L'hôtel de ville de Toulouse, sur la place du Capitole. Illustration. — F. Lancelot - Sipa
  • Un restaurateur toulousain vient de déposer plainte pour « corruption et trafic d’influence » contre un élu toulousain.
  • Julien Roumagnac accuse Frédéric Brasilès de lui avoir réclamé 35.000 euros de dessous de table en liquide.
  • Le conseiller municipal a lui même déposé plainte pour diffamation et affirme n’avoir « jamais usé de ces pratiques ».

Julien Roumagnac, un restaurateur toulousain a déposé plainte lundi pour « corruption et trafic d’influence » contre Frédéric Brasilès, l’élu en charge des fêtes et manifestations au Capitole.

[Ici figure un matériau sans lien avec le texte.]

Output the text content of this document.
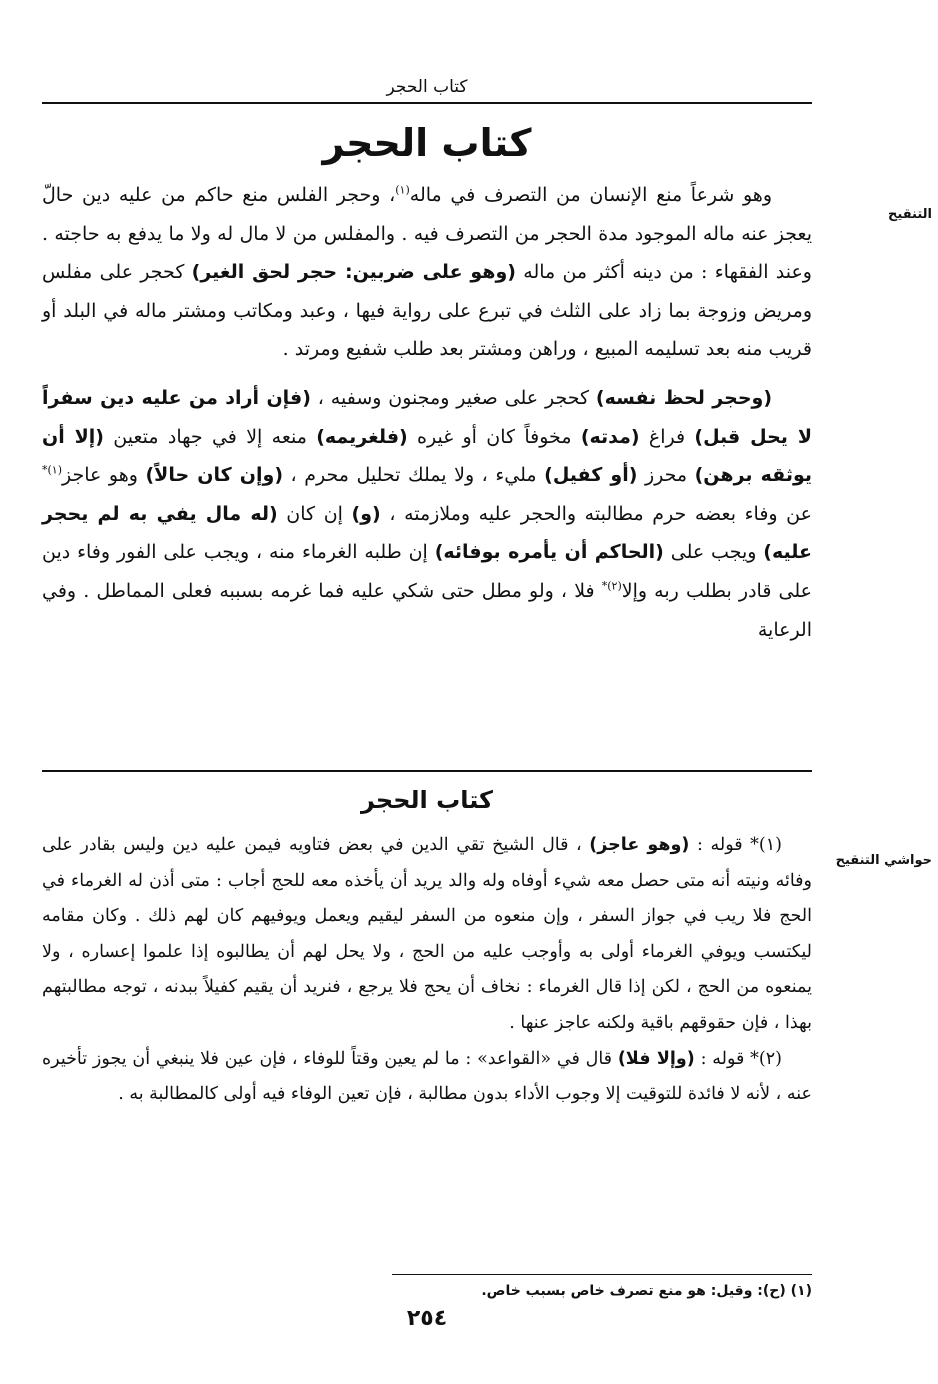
كتاب الحجر
كتاب الحجر
التنقيح

وهو شرعاً منع الإنسان من التصرف في ماله$^{(١)}$، وحجر الفلس منع حاكم من عليه دين حالّ يعجز عنه ماله الموجود مدة الحجر من التصرف فيه . والمفلس من لا مال له ولا ما يدفع به حاجته . وعند الفقهاء : من دينه أكثر من ماله (وهو على ضربين: حجر لحق الغير) كحجر على مفلس ومريض وزوجة بما زاد على الثلث في تبرع على رواية فيها ، وعبد ومكاتب ومشتر ماله في البلد أو قريب منه بعد تسليمه المبيع ، وراهن ومشتر بعد طلب شفيع ومرتد .

(وحجر لحظ نفسه) كحجر على صغير ومجنون وسفيه ، (فإن أراد من عليه دين سفراً لا يحل قبل) فراغ (مدته) مخوفاً كان أو غيره (فلغريمه) منعه إلا في جهاد متعين (إلا أن يوثقه برهن) محرز (أو كفيل) مليء ، ولا يملك تحليل محرم ، (وإن كان حالاً) وهو عاجز$^{(١)*}$ عن وفاء بعضه حرم مطالبته والحجر عليه وملازمته ، (و) إن كان (له مال يفي به لم يحجر عليه) ويجب على (الحاكم أن يأمره بوفائه) إن طلبه الغرماء منه ، ويجب على الفور وفاء دين على قادر بطلب ربه وإلا$^{(٢)*}$ فلا ، ولو مطل حتى شكي عليه فما غرمه بسببه فعلى المماطل . وفي الرعاية

كتاب الحجر
حواشي التنقيح

(١)* قوله : (وهو عاجز) ، قال الشيخ تقي الدين في بعض فتاويه فيمن عليه دين وليس بقادر على وفائه ونيته أنه متى حصل معه شيء أوفاه وله والد يريد أن يأخذه معه للحج أجاب : متى أذن له الغرماء في الحج فلا ريب في جواز السفر ، وإن منعوه من السفر ليقيم ويعمل ويوفيهم كان لهم ذلك . وكان مقامه ليكتسب ويوفي الغرماء أولى به وأوجب عليه من الحج ، ولا يحل لهم أن يطالبوه إذا علموا إعساره ، ولا يمنعوه من الحج ، لكن إذا قال الغرماء : نخاف أن يحج فلا يرجع ، فنريد أن يقيم كفيلاً ببدنه ، توجه مطالبتهم بهذا ، فإن حقوقهم باقية ولكنه عاجز عنها .

(٢)* قوله : (وإلا فلا) قال في «القواعد» : ما لم يعين وقتاً للوفاء ، فإن عين فلا ينبغي أن يجوز تأخيره عنه ، لأنه لا فائدة للتوقيت إلا وجوب الأداء بدون مطالبة ، فإن تعين الوفاء فيه أولى كالمطالبة به .

(١) (ح): وقيل: هو منع تصرف خاص بسبب خاص.
٢٥٤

Tout part d’une « pool party » annulée dans la moiteur de l’été toulousain, faute d’autorisation municipale. Le 23 août 2019, dans une vidéo postée sur Facebook (et toujours visible), le patron du Caffé Baggio explique pourquoi il renonce à l’événement. Face caméra, il dénonce la « pression énorme » de Frédéric Brasilès, reprochant au passage à ce dernier d’être « un peu le Benalla du Capitole ». Mais il va plus loin en annonçant que l’élu lui a « demandé de l’argent pour la Feria Tolosa », un événement festif qui a eu lieu juillet 2018 sur parking du Zénith, et dont Julien Roumagnac était le coorganisateur.

Plainte contre plainte

La bombe lâchée, Frédéric Brasilès s’est élevé contre « des accusations scandaleuses » et a porté plainte en diffamation contre Julien Roumagnac. Le dossier a donc rebondi ce lundi avec la plainte rédigée à son tour par Julien Roumagnac. « Elle a été déposée auprès du procureur de la République dans un délai qui me semble raisonnable pour ce genre d’affaire, à lui de décider maintenant s’il faut ouvrir une enquête ou pas », indique à 20 Minutes, Jean Iglesis, l’avocat du restaurateur.

Le conseil évoque « plusieurs témoignages » pouvant appuyer les accusations que porte son client, et parle également d’une somme de 35.000 euros pour la corruption présumée. « Cette plainte n’est là que pour répondre à celle que j’ai déposée moi-même », réagit Frédéric Brasilès. « Je condamne fermement tous les agissements de M. Roumagnac, ajoute l’élu. Je n’ai jamais usé de ces pratiques et j’ai d’ores et déjà fait savoir au procureur de la République que je me tenais à sa disposition, avec toutes les preuves de mon innocence ».

Dans cette affaire, qui a surgi à quelques mois des élections municipales, la balle est donc dans le camp du parquet.